If I make the movie sound like it is heavily philosophical, it is not. The movie plays out like any normal child friendly film with lots of slap stick, goofy looking characters, Bugs Bunny-level pratfalls, bright colors, and non-lethal force. (Exs: an angry mama bear appears to be attacking, but when translated is just loudly chiding Migo for disturbing her family from their hibernation when it took her WEEKS to get her cubs to sleep. A crashing helicopter’s propellors are caught in trees spinning the body of the copter and the pilot emerges unscathed but incredibly dizzy.)

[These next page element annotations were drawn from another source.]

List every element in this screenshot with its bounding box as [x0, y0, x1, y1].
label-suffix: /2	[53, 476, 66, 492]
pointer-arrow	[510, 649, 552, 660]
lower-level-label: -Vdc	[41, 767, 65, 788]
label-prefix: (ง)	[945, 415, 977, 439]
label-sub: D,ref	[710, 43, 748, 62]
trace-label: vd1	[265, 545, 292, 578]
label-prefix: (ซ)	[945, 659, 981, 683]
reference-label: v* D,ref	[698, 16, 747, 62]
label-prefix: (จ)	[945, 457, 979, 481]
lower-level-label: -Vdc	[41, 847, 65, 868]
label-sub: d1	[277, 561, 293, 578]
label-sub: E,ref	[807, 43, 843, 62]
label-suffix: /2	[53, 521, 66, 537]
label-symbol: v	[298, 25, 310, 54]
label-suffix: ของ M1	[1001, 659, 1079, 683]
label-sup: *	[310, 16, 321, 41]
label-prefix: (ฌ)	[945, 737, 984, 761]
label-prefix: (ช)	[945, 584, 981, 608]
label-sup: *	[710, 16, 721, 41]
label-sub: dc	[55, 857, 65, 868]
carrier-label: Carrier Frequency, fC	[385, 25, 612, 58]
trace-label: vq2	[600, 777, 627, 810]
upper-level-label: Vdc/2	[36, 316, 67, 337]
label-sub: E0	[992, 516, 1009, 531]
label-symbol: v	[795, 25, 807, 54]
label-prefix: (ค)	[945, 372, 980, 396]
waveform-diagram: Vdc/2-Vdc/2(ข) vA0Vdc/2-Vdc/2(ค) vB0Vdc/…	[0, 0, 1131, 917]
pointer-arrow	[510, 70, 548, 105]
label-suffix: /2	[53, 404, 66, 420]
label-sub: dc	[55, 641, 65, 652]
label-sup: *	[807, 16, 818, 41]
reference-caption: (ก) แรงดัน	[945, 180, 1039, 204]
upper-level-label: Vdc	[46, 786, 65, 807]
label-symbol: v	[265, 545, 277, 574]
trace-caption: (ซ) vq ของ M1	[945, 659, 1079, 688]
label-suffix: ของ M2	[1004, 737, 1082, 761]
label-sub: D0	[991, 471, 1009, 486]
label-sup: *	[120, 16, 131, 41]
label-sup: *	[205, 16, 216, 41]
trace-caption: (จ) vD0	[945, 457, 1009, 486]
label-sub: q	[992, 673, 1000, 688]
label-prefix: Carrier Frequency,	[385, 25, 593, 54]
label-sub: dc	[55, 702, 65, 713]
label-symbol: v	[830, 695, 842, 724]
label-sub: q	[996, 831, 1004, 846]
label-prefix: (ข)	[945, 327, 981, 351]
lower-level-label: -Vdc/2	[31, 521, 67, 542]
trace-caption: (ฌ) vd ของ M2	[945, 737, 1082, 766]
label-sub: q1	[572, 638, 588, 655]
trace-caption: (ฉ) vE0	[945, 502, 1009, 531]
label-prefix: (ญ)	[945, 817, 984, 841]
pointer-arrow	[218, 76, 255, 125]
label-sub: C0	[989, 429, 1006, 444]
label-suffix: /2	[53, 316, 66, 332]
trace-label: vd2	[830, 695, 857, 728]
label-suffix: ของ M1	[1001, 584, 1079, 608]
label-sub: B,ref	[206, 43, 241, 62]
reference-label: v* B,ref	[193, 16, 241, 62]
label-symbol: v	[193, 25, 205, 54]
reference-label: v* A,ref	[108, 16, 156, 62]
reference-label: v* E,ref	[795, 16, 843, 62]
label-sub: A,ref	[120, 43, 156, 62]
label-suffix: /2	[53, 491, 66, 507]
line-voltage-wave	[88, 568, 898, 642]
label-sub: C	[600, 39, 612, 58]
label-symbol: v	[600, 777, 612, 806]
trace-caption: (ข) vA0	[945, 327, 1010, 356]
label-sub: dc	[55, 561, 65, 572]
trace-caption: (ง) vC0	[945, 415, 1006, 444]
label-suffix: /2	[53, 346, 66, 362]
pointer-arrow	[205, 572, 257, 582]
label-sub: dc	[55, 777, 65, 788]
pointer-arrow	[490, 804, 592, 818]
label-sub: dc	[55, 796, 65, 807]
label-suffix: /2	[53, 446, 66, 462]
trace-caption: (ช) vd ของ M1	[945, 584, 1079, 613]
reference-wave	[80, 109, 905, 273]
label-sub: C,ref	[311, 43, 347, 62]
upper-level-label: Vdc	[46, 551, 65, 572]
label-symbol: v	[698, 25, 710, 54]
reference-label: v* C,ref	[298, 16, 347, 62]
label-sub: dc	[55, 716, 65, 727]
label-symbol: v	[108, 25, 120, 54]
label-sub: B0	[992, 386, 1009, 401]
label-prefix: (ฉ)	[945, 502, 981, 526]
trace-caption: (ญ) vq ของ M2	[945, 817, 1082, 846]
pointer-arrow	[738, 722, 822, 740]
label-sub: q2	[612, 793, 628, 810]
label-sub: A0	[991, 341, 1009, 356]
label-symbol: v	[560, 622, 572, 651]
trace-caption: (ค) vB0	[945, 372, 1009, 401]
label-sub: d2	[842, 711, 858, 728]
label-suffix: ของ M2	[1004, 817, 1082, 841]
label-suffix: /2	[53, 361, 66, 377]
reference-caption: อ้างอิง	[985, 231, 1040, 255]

But it is the thoughtful story and clever characters that put Smallfoot above the general mishmash of kid movies which usually populate the screen. Inevitably the yetis’ faith without reason in the commands on the stones, about which Saint Pope John Paul II cautioned, breeds a mindless superstition requiring blind belief, and when challenged by truth, falls apart. It is only when reason and faith come together – when truth is combined with some earned trust between Migo and Percy, that a peaceful diplomatic solution is possible.

I liked Smallfoot. It has all the charm of a harmless silly kid movie, adds sly but innocent humor for the adults, and has an intelligent underlying theme. The characters are well fleshed out for the cast of an elementary school level movie. Plus the songs are catchy and cute without being heavy handed and are sparingly used. And best of ALL – it did NOT go for the STUPID, almost UBIQUITOUS “female empowerment” message with which we are regularly bludgeoned and which has ruined entire franchises (I’d sneeze the words Star Wars if I was standing right in front of you to make the point, but I’m not so you’ll just have to imagine that.)

My only real complaint is that it was a bit too long, by about 20 minutes, for the primary school demographic to which the producers were aiming. My two year old grandson loved it and was mesmerized until the last bit and wanted to walk around while watching the denouement. At 96 minutes it really should have gone through one more trimming.

Aside from that very small criticism, Smallfoot is a delightful film with a bit more meat on its bones than you might expect or is carried on your average kid movie. It will entertain even the littlest kids, but still provide mom and dad with something worthwhile to mull over with even the oldest.Arguably the best kid movie I’ve since in 2018 yet(i)…..sorry couldn’t resist.